"Dream, Dream, Dream! Conduct these dreams into thoughts, and then transform them into action."
- Dr. A. P. J. Abdul Kalam
25 Dec 2025
During my school days, I loved the red and white colors that Santa Claus wears. To me, those colors meant happiness, excitement, and celebration. Santa looked cool, friendly, and magical—someone who arrived once a year only to spread joy. Christmas felt incomplete without his red suit, white beard, and cheerful “ho, ho, ho.” Back then, I never questioned why Santa looked the way he did. I simply believed that this was how Santa had always been. Years later, a casual conversation changed that belief. My uncle, who works in advertising, smiled when I spoke about Santa’s red outfit and told me, “You know, Santa wasn’t always like this.” That single line opened the door to a fascinating story—one where faith, folklore, art, and marketing came together to create the Santa Claus we know today.
The roots of Santa Claus lie not in marketing, but in kindness. Santa is inspired by Saint Nicholas, a 4th-century Christian bishop from Myra, known for his generosity and secret gift-giving, especially to children and the poor. Stories of him leaving gifts quietly at night spread across Europe, making him a symbol of compassion and selfless giving. Over centuries, these stories travelled, mixed with local traditions, and slowly evolved. In England, he became Father Christmas, a figure representing joy and festivity. In Europe and Russia, similar winter gift-givers appeared in different forms. Santa Claus, as we know him, is the result of all these stories blending together across time and cultures.

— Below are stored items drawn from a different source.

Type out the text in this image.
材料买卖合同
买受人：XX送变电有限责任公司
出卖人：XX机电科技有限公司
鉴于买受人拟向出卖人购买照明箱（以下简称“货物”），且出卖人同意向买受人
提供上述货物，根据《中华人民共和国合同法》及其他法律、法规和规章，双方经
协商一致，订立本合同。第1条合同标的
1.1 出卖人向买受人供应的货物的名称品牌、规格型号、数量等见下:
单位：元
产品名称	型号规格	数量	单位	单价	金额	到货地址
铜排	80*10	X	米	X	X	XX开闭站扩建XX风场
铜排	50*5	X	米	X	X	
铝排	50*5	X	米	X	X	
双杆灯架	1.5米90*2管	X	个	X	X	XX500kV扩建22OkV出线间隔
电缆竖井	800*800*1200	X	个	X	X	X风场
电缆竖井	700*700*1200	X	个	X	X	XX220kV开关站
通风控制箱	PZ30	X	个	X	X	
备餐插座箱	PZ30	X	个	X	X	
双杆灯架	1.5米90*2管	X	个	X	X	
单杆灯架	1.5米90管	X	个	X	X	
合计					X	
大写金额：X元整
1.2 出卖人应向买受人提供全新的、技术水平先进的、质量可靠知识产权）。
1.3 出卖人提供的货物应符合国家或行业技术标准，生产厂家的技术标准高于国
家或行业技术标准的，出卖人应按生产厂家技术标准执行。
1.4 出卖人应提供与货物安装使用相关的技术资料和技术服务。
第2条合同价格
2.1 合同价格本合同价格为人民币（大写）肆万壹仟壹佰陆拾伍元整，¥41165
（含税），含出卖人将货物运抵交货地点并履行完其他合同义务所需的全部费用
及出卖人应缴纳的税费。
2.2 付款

What surprised me most was learning that Santa did not always wear red. Before the 20th century, there was no fixed look for him. Artists and storytellers imagined Santa in many colors and forms. In England, Father Christmas often wore green, symbolizing nature and life during winter. In parts of Europe, Santa-like figures wore blue, especially in colder regions where winter skies and ice influenced imagery. Early American illustrations sometimes showed Santa in brown or tan fur coats, reflecting the description in the 1823 poem, ‘A Visit from St. Nicholas.’ Some versions even showed him in purple or grey. Santa was once drawn as a tall, thin man, a spooky elf, or even a bishop in religious robes. The idea of one universal Santa simply did not exist.
A major turning point came in 1823 with the poem A Visit from St. Nicholas, popularly known as Twas the Night Before Christmas. This poem introduced many details we now take for granted: Santa arriving on Christmas Eve, flying reindeer, a sleigh, and a cheerful personality. This poem made Santa warmer, friendlier, and more human. It shifted him away from a strict religious figure into a loving presence in family homes. The emotional bond between children and Santa grew stronger from this point onward.
In 1862, political cartoonist Thomas Nast illustrated Santa Claus for Harper’s Weekly. His Santa was small, elflike, and even patriotic, supporting the Union during the American Civil War. Over the next 30 years, Nast refined Santa’s image, slowly making him plumper, friendlier, and more recognizable. Importantly, Nast sometimes dressed Santa in red, but the color was not consistent or globally accepted yet. Santa was still evolving.
The biggest transformation came in 1931, when The Coca-Cola Company launched a winter advertising campaign featuring Santa Claus. They wanted a Santa who looked real, warm, and lovable—not a man dressed as Santa, but Santa himself. Artist Haddon Sundblom was chosen to create this image. Inspired by A Visit from St. Nicholas, he painted Santa as a jolly, pleasantly plump man with a white beard and a bright red suit. This Santa smiled, laughed, played with toys, read letters from children, and even enjoyed a bottle of Coke. The campaign ran for decades, appearing in magazines, billboards, calendars, and store displays around the world. Because of this consistency, Sundblom’s Santa became the Santa. While red had appeared before, Coca-Cola’s global reach fixed the image in public memory forever.
It is important to understand that Coca-Cola did not invent Santa, nor did it choose red randomly. Saint Nicholas himself was often associated with red and white bishop robes. What Coca-Cola did was standardize and popularize one version of Santa so powerfully that all others slowly faded away. This story shows how traditions are not always frozen in time. They grow, adapt, and sometimes get shaped by unexpected forces like advertising. Knowing this history does not make Santa less magical. In fact, it makes him more human.
Santa represents generosity, joy, and shared belief. Whether his suit is red, green, or blue, the real meaning of Santa lies in giving without expecting anything in return. When I look back at my childhood excitement, I realize that what mattered was not the color of Santa’s clothes, but the feeling he created: warmth, hope, and togetherness. Even today, when adults know the story behind the legend, Santa continues to live on in smiles, kindness, and the simple joy of making someone else happy.
Christmas is not just about Santa Claus, gifts, or decorations. It is about stories we pass down, memories we create, and values we share. Santa’s journey from a humble saint to a global icon reminds us that traditions survive because they connect people. So this Christmas, whether Santa wears red or any other color in your imagination, let him remind you of the joy of giving, the power of belief, and the magic that lives strongest in human hearts.